Jesus Christ tells us, “Upon this rock will I build my Church.” What did the Lord Jesus Christ mean when He spoke of this foundation? Did He mean the Apostle Peter, to whom He was speaking? I think assuredly not. I can see no reason, if He meant Peter, why He did not say, “Upon you” will I build my Church. If He had meant Peter, He would surely have said, I will build my Church on you, as plainly as He said, “to you will I give the keys.”—

No, it was not the person of the Apostle Peter, but the good confession which the Apostle had just made! It was not Peter, the erring, unstable man, but the mighty truth which the Father had revealed to Peter. It was the truth concerning Jesus Christ Himself which was the rock. It was Christ’s Mediatorship, and Christ’s Messiahship. It was the blessed truth that Jesus was the promised Saviour, the true Surety, the real Intercessor between God and man. This was the rock, and this the foundation, upon which the Church of Christ was to be built.
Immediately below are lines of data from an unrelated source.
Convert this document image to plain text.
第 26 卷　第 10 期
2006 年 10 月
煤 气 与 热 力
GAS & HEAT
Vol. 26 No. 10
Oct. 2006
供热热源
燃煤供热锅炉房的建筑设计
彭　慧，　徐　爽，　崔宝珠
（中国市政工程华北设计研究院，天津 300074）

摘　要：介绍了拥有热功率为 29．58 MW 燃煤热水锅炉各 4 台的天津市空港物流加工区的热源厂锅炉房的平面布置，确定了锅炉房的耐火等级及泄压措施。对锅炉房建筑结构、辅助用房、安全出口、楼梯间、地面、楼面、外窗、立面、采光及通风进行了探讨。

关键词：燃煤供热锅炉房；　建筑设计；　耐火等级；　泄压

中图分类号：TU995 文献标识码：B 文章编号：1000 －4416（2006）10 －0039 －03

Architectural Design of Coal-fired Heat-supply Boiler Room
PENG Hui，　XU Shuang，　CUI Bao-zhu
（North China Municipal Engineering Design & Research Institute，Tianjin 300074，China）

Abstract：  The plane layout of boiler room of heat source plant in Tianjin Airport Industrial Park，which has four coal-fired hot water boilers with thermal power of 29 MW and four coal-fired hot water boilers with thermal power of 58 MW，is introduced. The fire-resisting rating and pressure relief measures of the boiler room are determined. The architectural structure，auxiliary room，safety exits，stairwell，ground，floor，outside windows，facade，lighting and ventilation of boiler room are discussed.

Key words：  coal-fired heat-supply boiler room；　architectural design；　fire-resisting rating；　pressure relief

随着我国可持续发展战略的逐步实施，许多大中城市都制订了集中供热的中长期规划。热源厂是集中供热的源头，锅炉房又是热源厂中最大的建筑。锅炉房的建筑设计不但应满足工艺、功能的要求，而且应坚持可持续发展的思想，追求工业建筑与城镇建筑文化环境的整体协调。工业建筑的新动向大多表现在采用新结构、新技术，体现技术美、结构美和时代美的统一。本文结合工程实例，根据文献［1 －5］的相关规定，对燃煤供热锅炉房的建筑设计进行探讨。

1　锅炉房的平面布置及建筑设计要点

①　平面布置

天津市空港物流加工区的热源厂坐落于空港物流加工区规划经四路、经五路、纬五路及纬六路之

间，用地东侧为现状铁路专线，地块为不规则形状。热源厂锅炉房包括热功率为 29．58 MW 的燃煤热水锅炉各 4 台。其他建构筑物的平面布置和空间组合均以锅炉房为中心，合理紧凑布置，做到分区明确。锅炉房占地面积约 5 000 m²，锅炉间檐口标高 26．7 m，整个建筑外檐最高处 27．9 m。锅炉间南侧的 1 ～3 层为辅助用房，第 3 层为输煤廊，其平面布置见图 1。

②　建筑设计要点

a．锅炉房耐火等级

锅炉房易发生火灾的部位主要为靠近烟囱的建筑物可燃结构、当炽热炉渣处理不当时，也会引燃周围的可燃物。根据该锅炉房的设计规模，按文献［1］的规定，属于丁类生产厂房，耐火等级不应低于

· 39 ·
The foundation of the true Church was laid at a mighty cost. It needed that the Son of God should take our nature upon Him, and in that nature live, suffer, and die, not for His own sins, but for ours. It needed that in that nature Christ should go to the grave, and rise again. It needed that in that nature Christ should go up to heaven, to sit at the right hand of God, having obtained eternal redemption for all His people.
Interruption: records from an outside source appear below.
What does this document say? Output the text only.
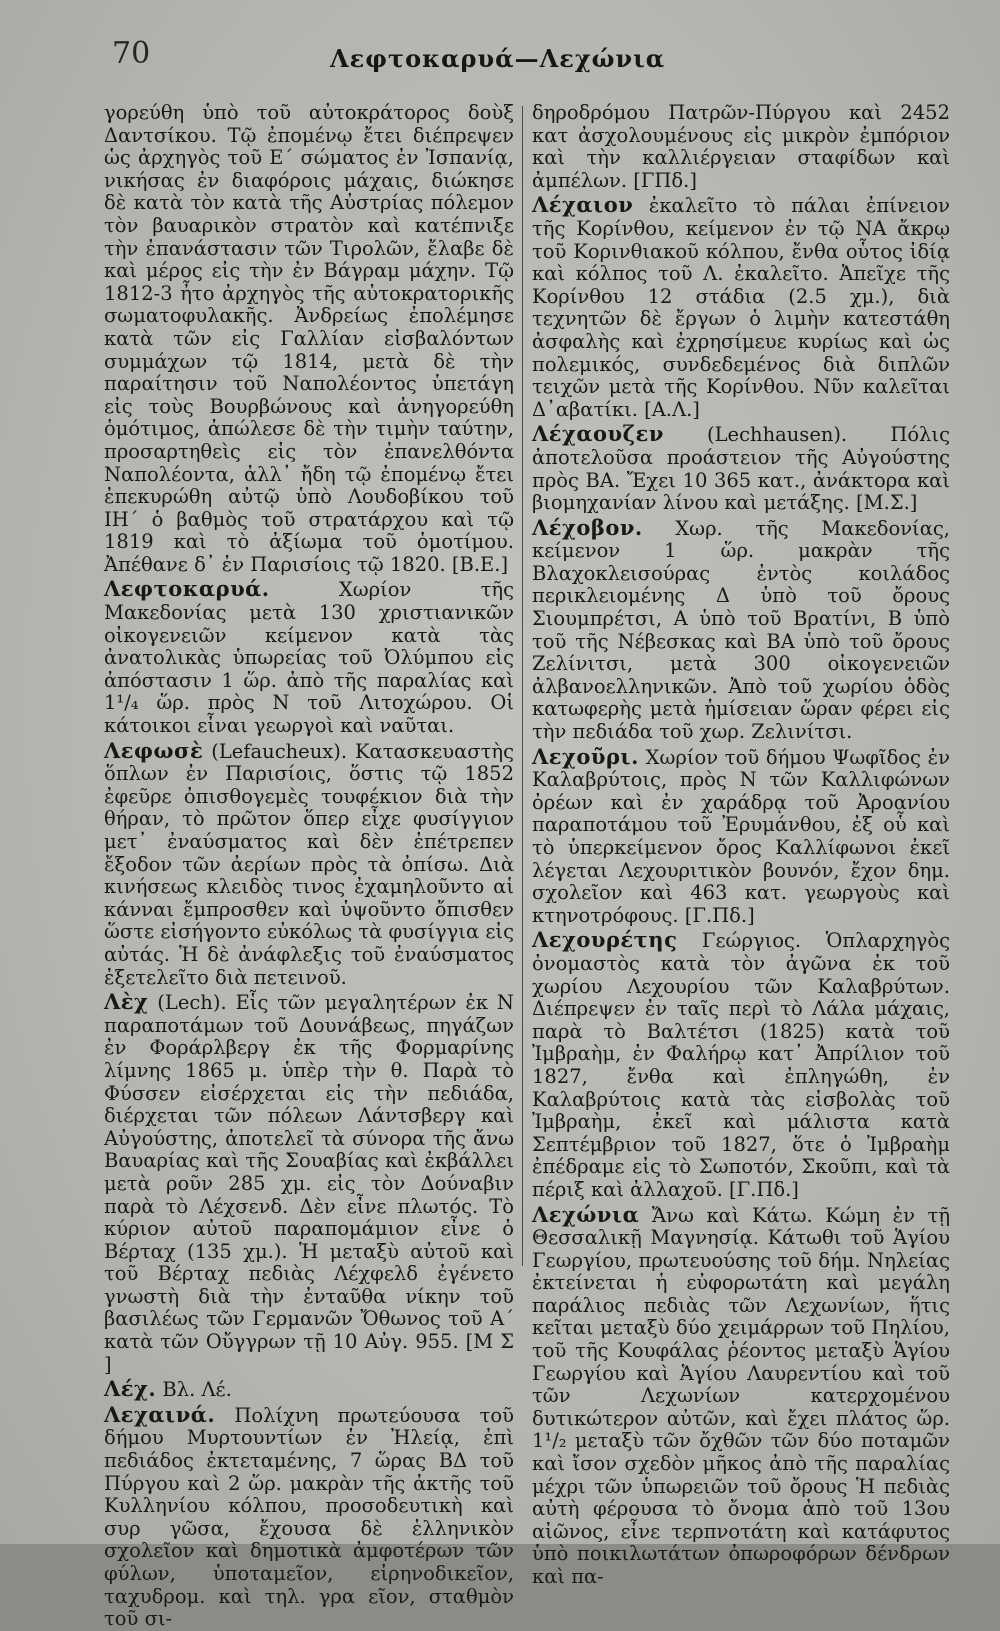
70	Λεφτοκαρυά—Λεχώνια

γορεύθη ὑπὸ τοῦ αὐτοκράτορος δοὺξ Δαντσίκου. Τῷ ἐπομένῳ ἔτει διέπρεψεν ὡς ἀρχηγὸς τοῦ Ε΄ σώματος ἐν Ἰσπανίᾳ, νικήσας ἐν διαφόροις μάχαις, διώκησε δὲ κατὰ τὸν κατὰ τῆς Αὐστρίας πόλεμον τὸν βαυαρικὸν στρατὸν καὶ κατέπνιξε τὴν ἐπανάστασιν τῶν Τιρολῶν, ἔλαβε δὲ καὶ μέρος εἰς τὴν ἐν Βάγραμ μάχην. Τῷ 1812-3 ἦτο ἀρχηγὸς τῆς αὐτοκρατορικῆς σωματοφυλακῆς. Ἀνδρείως ἐπολέμησε κατὰ τῶν εἰς Γαλλίαν εἰσβαλόντων συμμάχων τῷ 1814, μετὰ δὲ τὴν παραίτησιν τοῦ Ναπολέοντος ὑπετάγη εἰς τοὺς Βουρβώνους καὶ ἀνηγορεύθη ὁμότιμος, ἀπώλεσε δὲ τὴν τιμὴν ταύτην, προσαρτηθεὶς εἰς τὸν ἐπανελθόντα Ναπολέοντα, ἀλλ᾽ ἤδη τῷ ἐπομένῳ ἔτει ἐπεκυρώθη αὐτῷ ὑπὸ Λουδοβίκου τοῦ ΙΗ΄ ὁ βαθμὸς τοῦ στρατάρχου καὶ τῷ 1819 καὶ τὸ ἀξίωμα τοῦ ὁμοτίμου. Ἀπέθανε δ᾽ ἐν Παρισίοις τῷ 1820. [Β.Ε.]

Λεφτοκαρυά. Χωρίον τῆς Μακεδονίας μετὰ 130 χριστιανικῶν οἰκογενειῶν κείμενον κατὰ τὰς ἀνατολικὰς ὑπωρείας τοῦ Ὀλύμπου εἰς ἀπόστασιν 1 ὥρ. ἀπὸ τῆς παραλίας καὶ 1¹/₄ ὥρ. πρὸς Ν τοῦ Λιτοχώρου. Οἱ κάτοικοι εἶναι γεωργοὶ καὶ ναῦται.

Λεφωσὲ (Lefaucheux). Κατασκευαστὴς ὅπλων ἐν Παρισίοις, ὅστις τῷ 1852 ἐφεῦρε ὀπισθογεμὲς τουφέκιον διὰ τὴν θήραν, τὸ πρῶτον ὅπερ εἶχε φυσίγγιον μετ᾽ ἐναύσματος καὶ δὲν ἐπέτρεπεν ἔξοδον τῶν ἀερίων πρὸς τὰ ὀπίσω. Διὰ κινήσεως κλειδὸς τινος ἐχαμηλοῦντο αἱ κάνναι ἔμπροσθεν καὶ ὑψοῦντο ὄπισθεν ὥστε εἰσήγοντο εὐκόλως τὰ φυσίγγια εἰς αὐτάς. Ἡ δὲ ἀνάφλεξις τοῦ ἐναύσματος ἐξετελεῖτο διὰ πετεινοῦ.

Λὲχ (Lech). Εἷς τῶν μεγαλητέρων ἐκ Ν παραποτάμων τοῦ Δουνάβεως, πηγάζων ἐν Φοράρλβεργ ἐκ τῆς Φορμαρίνης λίμνης 1865 μ. ὑπὲρ τὴν θ. Παρὰ τὸ Φύσσεν εἰσέρχεται εἰς τὴν πεδιάδα, διέρχεται τῶν πόλεων Λάντσβεργ καὶ Αὐγούστης, ἀποτελεῖ τὰ σύνορα τῆς ἄνω Βαυαρίας καὶ τῆς Σουαβίας καὶ ἐκβάλλει μετὰ ροῦν 285 χμ. εἰς τὸν Δούναβιν παρὰ τὸ Λέχσενδ. Δὲν εἶνε πλωτός. Τὸ κύριον αὐτοῦ παραπομάμιον εἶνε ὁ Βέρταχ (135 χμ.). Ἡ μεταξὺ αὐτοῦ καὶ τοῦ Βέρταχ πεδιὰς Λέχφελδ ἐγένετο γνωστὴ διὰ τὴν ἐνταῦθα νίκην τοῦ βασιλέως τῶν Γερμανῶν Ὄθωνος τοῦ Α΄ κατὰ τῶν Οὔγγρων τῇ 10 Αὐγ. 955. [Μ Σ ]

Λέχ. Βλ. Λέ.

Λεχαινά. Πολίχνη πρωτεύουσα τοῦ δήμου Μυρτουντίων ἐν Ἠλείᾳ, ἐπὶ πεδιάδος ἐκτεταμένης, 7 ὥρας ΒΔ τοῦ Πύργου καὶ 2 ὥρ. μακρὰν τῆς ἀκτῆς τοῦ Κυλληνίου κόλπου, προσοδευτικὴ καὶ συρ γῶσα, ἔχουσα δὲ ἑλληνικὸν σχολεῖον καὶ δημοτικὰ ἀμφοτέρων τῶν φύλων, ὑποταμεῖον, εἰρηνοδικεῖον, ταχυδρομ. καὶ τηλ. γρα εῖον, σταθμὸν τοῦ σι-

δηροδρόμου Πατρῶν-Πύργου καὶ 2452 κατ ἀσχολουμένους εἰς μικρὸν ἐμπόριον καὶ τὴν καλλιέργειαν σταφίδων καὶ ἀμπέλων. [ΓΠδ.]

Λέχαιον ἐκαλεῖτο τὸ πάλαι ἐπίνειον τῆς Κορίνθου, κείμενον ἐν τῷ ΝΑ ἄκρῳ τοῦ Κορινθιακοῦ κόλπου, ἔνθα οὗτος ἰδίᾳ καὶ κόλπος τοῦ Λ. ἐκαλεῖτο. Ἀπεῖχε τῆς Κορίνθου 12 στάδια (2.5 χμ.), διὰ τεχνητῶν δὲ ἔργων ὁ λιμὴν κατεστάθη ἀσφαλὴς καὶ ἐχρησίμευε κυρίως καὶ ὡς πολεμικός, συνδεδεμένος διὰ διπλῶν τειχῶν μετὰ τῆς Κορίνθου. Νῦν καλεῖται Δ᾽αβατίκι. [Α.Λ.]

Λέχαουζεν (Lechhausen). Πόλις ἀποτελοῦσα προάστειον τῆς Αὐγούστης πρὸς ΒΑ. Ἔχει 10 365 κατ., ἀνάκτορα καὶ βιομηχανίαν λίνου καὶ μετάξης. [Μ.Σ.]

Λέχοβον. Χωρ. τῆς Μακεδονίας, κείμενον 1 ὥρ. μακρὰν τῆς Βλαχοκλεισούρας ἐντὸς κοιλάδος περικλειομένης Δ ὑπὸ τοῦ ὄρους Σιουμπρέτσι, Α ὑπὸ τοῦ Βρατίνι, Β ὑπὸ τοῦ τῆς Νέβεσκας καὶ ΒΑ ὑπὸ τοῦ ὄρους Ζελίνιτσι, μετὰ 300 οἰκογενειῶν ἀλβανοελληνικῶν. Ἀπὸ τοῦ χωρίου ὁδὸς κατωφερὴς μετὰ ἡμίσειαν ὥραν φέρει εἰς τὴν πεδιάδα τοῦ χωρ. Ζελινίτσι.

Λεχοῦρι. Χωρίον τοῦ δήμου Ψωφῖδος ἐν Καλαβρύτοις, πρὸς Ν τῶν Καλλιφώνων ὀρέων καὶ ἐν χαράδρᾳ τοῦ Ἀροανίου παραποτάμου τοῦ Ἐρυμάνθου, ἐξ οὗ καὶ τὸ ὑπερκείμενον ὄρος Καλλίφωνοι ἐκεῖ λέγεται Λεχουριτικὸν βουνόν, ἔχον δημ. σχολεῖον καὶ 463 κατ. γεωργοὺς καὶ κτηνοτρόφους. [Γ.Πδ.]

Λεχουρέτης Γεώργιος. Ὁπλαρχηγὸς ὀνομαστὸς κατὰ τὸν ἀγῶνα ἐκ τοῦ χωρίου Λεχουρίου τῶν Καλαβρύτων. Διέπρεψεν ἐν ταῖς περὶ τὸ Λάλα μάχαις, παρὰ τὸ Βαλτέτσι (1825) κατὰ τοῦ Ἰμβραὴμ, ἐν Φαλήρῳ κατ᾽ Ἀπρίλιον τοῦ 1827, ἔνθα καὶ ἐπληγώθη, ἐν Καλαβρύτοις κατὰ τὰς εἰσβολὰς τοῦ Ἰμβραὴμ, ἐκεῖ καὶ μάλιστα κατὰ Σεπτέμβριον τοῦ 1827, ὅτε ὁ Ἰμβραὴμ ἐπέδραμε εἰς τὸ Σωποτόν, Σκοῦπι, καὶ τὰ πέριξ καὶ ἀλλαχοῦ. [Γ.Πδ.]

Λεχώνια Ἄνω καὶ Κάτω. Κώμη ἐν τῇ Θεσσαλικῇ Μαγνησίᾳ. Κάτωθι τοῦ Ἁγίου Γεωργίου, πρωτευούσης τοῦ δήμ. Νηλείας ἐκτείνεται ἡ εὐφορωτάτη καὶ μεγάλη παράλιος πεδιὰς τῶν Λεχωνίων, ἥτις κεῖται μεταξὺ δύο χειμάρρων τοῦ Πηλίου, τοῦ τῆς Κουφάλας ῥέοντος μεταξὺ Ἁγίου Γεωργίου καὶ Ἁγίου Λαυρεντίου καὶ τοῦ τῶν Λεχωνίων κατερχομένου δυτικώτερον αὐτῶν, καὶ ἔχει πλάτος ὥρ. 1¹/₂ μεταξὺ τῶν ὄχθῶν τῶν δύο ποταμῶν καὶ ἴσον σχεδὸν μῆκος ἀπὸ τῆς παραλίας μέχρι τῶν ὑπωρειῶν τοῦ ὄρους Ἡ πεδιὰς αὐτὴ φέρουσα τὸ ὄνομα ἀπὸ τοῦ 13ου αἰῶνος, εἶνε τερπνοτάτη καὶ κατάφυτος ὑπὸ ποικιλωτάτων ὀπωροφόρων δένδρων καὶ πα-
No other foundation could have met the necessities of lost, guilty, corrupt, weak, helpless sinners. That foundation, once obtained, is very strong. It can bear the weight of the sins of all the world. It has borne the weight of all the sins of all the believers who have built on it. Sins of thought, sins of the imagination, sins of the heart, sins of the head, sins which everyone has seen, and sins which no man knows, sins against God, and sins against man, sins of all kinds and descriptions—that mighty rock can bear the weight of all these sins, and not give way. The mediatorial office of Christ is a remedy sufficient for all the sins of all the world.